Wednesday, April 5th, 2017
I’m a candidate for the Orkney Greens (Scottish Green Party) in the ward of East Mainland, South Ronaldsay and Burray, and with the OIC election a mere month away, it was time to start campaigning in my local patch of South Ronaldsay.
I know the island well. I’m a wildlife tour guide, and there are few bits of Orkney that I don’t know. But even I was unprepared for my mystical journeys along farm tracks, around barns, and the approach to houses, in the sometimes difficult search for a front-door or a letter-box!
Some Orkney houses of course don’t have letter-boxes. That’s okay, as many doors are left unlocked. But what if the door is locked? I have various lateral methods of resolving this issue, involving leaflets slid into door jambs, leaflets left under stones, or leaflets shoved into rusting gate posts. There will yet be other solutions.
I stood as an election candidate last year in the Scottish Parliamentary election of May 2016 when I was a List Candidate for the Scottish Green Party in Highlands and Islands Region. At number 5 on the SGP H&I list I had zero chance of being elected, but the 696 votes (7%) for the Scottish Green Party cast in Orkney certainly helped John Finnie MSP get re-elected to Holyrood. There were several hustings to attend, both general and specific (on agriculture, organised by NFUS), and lots of opportunities to engage the electorate along the way – but it wasn’t quite the same as now, chapping doors and delivering leaflets like a real local election demands.
So what are the issues on the doorstep? Several have been raised to date: a poor broadband service, a poor mobile signal, no resolution of either the barriers or Burwick. a secretive Council. But in South Ronaldsay, one issue is towering above all others, if you’ll excuse the pun – the proposed wind turbine development at Hesta Head, and everyone seems to have a point of view.
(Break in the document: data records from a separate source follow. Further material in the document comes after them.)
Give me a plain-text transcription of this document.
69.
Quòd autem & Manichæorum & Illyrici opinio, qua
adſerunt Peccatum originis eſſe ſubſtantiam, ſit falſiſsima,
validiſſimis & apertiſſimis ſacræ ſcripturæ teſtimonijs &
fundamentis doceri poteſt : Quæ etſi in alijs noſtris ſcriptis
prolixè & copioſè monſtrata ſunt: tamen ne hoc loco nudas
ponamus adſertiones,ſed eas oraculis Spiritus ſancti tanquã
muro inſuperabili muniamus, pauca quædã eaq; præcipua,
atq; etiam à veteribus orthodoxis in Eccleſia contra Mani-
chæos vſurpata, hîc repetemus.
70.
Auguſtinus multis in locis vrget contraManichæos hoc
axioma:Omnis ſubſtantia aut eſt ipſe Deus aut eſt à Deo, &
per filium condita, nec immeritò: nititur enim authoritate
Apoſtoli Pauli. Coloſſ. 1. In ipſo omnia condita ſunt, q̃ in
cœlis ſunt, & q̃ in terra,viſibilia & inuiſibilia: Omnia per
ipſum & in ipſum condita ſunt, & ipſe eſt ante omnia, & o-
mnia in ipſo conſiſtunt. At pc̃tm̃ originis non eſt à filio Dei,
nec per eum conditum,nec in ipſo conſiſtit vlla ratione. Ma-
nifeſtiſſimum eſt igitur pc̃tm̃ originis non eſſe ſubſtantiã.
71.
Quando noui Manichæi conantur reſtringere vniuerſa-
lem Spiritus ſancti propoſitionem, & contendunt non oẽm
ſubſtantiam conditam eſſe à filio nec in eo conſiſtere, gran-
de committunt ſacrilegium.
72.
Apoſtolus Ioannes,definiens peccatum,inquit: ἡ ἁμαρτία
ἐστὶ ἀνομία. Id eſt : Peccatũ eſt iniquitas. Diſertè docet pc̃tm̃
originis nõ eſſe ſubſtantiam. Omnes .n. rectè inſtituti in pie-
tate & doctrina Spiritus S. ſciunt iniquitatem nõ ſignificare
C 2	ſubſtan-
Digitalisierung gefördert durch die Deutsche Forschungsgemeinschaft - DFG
Perhaps counter-intuitively, the Orkney Greens are not supporting the turbines at either Costa or Hesta, for the simple reason that we object to the policy mis-match between a shocking 63% fuel poverty (85% in elderly households) and ‘big-business’ power generation going straight off, South. We advocate empowered communities, and large windfarms don’t fall naturally into a community-initiated model. Add to this the host of planning policies, conservation difficulties, and supplementary guidance on energy and landscape that point against the development of the windfarm at Hesta, and our lack of support perhaps isn’t so surprising.
But it’s a windfarm proposal, and the electorate has polarised views. I’d suggest that for every vote won there are certainly others to be lost, and so what is a poor candidate to do? My approach with this issue, and indeed all others, is simply to be honest. Folk will vote for you, perhaps, if you’re clear about issues, and if they don’t agree, they won’t. That’s democracy, and it appears to be alive and well at present on South Ronaldsay.